This is Games N Gadgets week at the Charlotte Observer. Throughout the week, Monday-Sunday, we're going to look at some popular and not-so popular Games N Gadgets. If you have any ideas for things you'd like to see us review, please email email@example.com
The most popular handheld system is, of course, Nintendo's DS and DSi units. The best handheld system, in my mind -- especially for hardcore gamers -- is the Sony PSP 3000.
The PSP Go has downloadable games only, which forces you to keep your old system to play your library of Universal Media Disc games for the old PSP.
I like the PSP 3000 over the DS options because of better graphics and a more realistic gaming experience. There are more adult-friendly titles available, plus a built-in microphone, WiFi and integrated Skype service. The new anti-glare screen thankfully allows you to play outdoors and still be able to see the action.
But while the DS and PSP are great handheld systems, I've got to crown a surprising entry as serious contenders to the throne: Apple's iPod Touch and iPhone.
Yes, you've got to download games, but the games are relatively cheap. Madden football, for example, is $6.99 instead of $19.99 or $39.99 like you'd sometimes find for traditional handhelds.
You can download multiple free titles for the iPod Touch that aren't bad, including trial versions of games.

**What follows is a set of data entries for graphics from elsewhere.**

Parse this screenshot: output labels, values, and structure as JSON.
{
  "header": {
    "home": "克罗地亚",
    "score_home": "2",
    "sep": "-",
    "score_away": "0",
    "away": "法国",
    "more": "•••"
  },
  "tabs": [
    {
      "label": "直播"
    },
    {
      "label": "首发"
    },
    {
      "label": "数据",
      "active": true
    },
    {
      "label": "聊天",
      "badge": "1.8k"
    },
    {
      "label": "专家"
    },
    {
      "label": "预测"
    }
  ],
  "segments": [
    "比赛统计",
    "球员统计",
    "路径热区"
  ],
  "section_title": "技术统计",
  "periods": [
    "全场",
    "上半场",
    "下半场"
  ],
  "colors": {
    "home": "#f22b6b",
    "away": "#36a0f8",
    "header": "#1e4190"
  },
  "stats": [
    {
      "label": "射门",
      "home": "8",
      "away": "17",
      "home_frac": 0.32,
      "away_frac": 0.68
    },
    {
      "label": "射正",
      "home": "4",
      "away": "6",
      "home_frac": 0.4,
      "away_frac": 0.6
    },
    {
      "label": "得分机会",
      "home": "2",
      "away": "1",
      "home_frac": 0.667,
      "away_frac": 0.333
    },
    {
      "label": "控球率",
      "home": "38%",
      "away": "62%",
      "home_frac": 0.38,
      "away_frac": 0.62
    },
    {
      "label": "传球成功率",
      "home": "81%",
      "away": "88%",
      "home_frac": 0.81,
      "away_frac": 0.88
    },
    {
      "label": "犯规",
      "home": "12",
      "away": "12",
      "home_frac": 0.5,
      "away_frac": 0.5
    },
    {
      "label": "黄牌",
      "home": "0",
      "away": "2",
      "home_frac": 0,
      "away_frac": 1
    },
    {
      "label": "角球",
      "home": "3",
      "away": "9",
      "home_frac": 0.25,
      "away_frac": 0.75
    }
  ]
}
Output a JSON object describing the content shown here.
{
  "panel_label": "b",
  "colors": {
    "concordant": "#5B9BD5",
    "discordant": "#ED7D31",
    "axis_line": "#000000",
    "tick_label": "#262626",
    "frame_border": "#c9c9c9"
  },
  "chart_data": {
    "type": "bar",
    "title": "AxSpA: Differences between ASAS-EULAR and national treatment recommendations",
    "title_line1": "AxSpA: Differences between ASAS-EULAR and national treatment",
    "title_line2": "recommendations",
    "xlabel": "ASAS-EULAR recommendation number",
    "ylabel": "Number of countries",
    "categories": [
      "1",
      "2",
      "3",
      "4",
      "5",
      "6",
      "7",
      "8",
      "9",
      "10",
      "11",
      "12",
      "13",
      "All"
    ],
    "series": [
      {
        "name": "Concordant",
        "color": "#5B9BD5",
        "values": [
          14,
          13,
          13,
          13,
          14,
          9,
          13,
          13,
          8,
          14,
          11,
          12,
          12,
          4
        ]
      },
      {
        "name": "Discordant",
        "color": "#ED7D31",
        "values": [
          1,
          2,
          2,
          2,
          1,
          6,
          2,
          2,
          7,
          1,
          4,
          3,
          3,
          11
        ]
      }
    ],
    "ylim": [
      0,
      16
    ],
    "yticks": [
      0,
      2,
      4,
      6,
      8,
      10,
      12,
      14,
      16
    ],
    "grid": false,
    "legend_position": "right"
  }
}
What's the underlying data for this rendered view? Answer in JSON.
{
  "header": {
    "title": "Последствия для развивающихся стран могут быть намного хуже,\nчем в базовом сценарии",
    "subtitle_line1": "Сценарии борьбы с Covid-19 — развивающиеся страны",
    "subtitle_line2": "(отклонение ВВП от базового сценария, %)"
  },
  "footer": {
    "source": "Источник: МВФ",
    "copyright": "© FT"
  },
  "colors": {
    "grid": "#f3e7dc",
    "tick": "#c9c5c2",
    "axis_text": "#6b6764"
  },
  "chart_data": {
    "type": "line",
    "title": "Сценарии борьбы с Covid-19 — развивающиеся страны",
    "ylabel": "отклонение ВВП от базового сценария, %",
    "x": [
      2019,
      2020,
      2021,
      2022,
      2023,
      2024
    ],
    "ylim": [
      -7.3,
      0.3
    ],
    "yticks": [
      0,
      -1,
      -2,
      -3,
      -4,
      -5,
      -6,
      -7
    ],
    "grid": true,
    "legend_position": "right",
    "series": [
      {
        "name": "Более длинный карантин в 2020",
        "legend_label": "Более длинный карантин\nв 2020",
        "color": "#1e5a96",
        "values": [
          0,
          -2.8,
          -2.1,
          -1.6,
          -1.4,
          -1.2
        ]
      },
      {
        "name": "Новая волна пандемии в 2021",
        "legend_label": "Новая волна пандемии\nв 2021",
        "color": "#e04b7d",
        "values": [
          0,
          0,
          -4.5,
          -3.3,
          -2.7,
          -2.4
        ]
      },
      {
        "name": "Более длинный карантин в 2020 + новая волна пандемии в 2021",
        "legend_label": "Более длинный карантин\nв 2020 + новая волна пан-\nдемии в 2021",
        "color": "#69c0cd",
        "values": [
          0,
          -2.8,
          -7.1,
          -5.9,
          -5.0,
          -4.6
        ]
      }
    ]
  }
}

And while Sony's new download game system is good, it cannot yet match the selection at the App Store.
A lot of people already have iPods and iPhones and don't have to pay for new hardware, and being able to have one device do the job of several gives youngsters (and the young at heart) one less thing to worry about losing.
I hadn't really thought about the iPod and iPhone as serious contenders to the big two until my mother bought my son an iPod Touch for Christmas.
My son has the Sony and Nintendo systems, but enjoyed taking his $25 gift card to the iTunes store and buying multiple games and downloading about 4 gigabytes of free ones.
I thought the newness might wear off and he'd go back to Mario on DSi, but he's always on his iPod Touch, checking the weather, getting sports score updates, listening to music, searching the App Store for free games -- or begging Dad for another gift card.
The full-color screen on the Touch and iPhone presents games at least as well as the other two, though the touchscreen controls take a little while to get used to. But during times when money is tight, buying one device that can do a lot of things well might be better than buying another that is only truly good at one thing.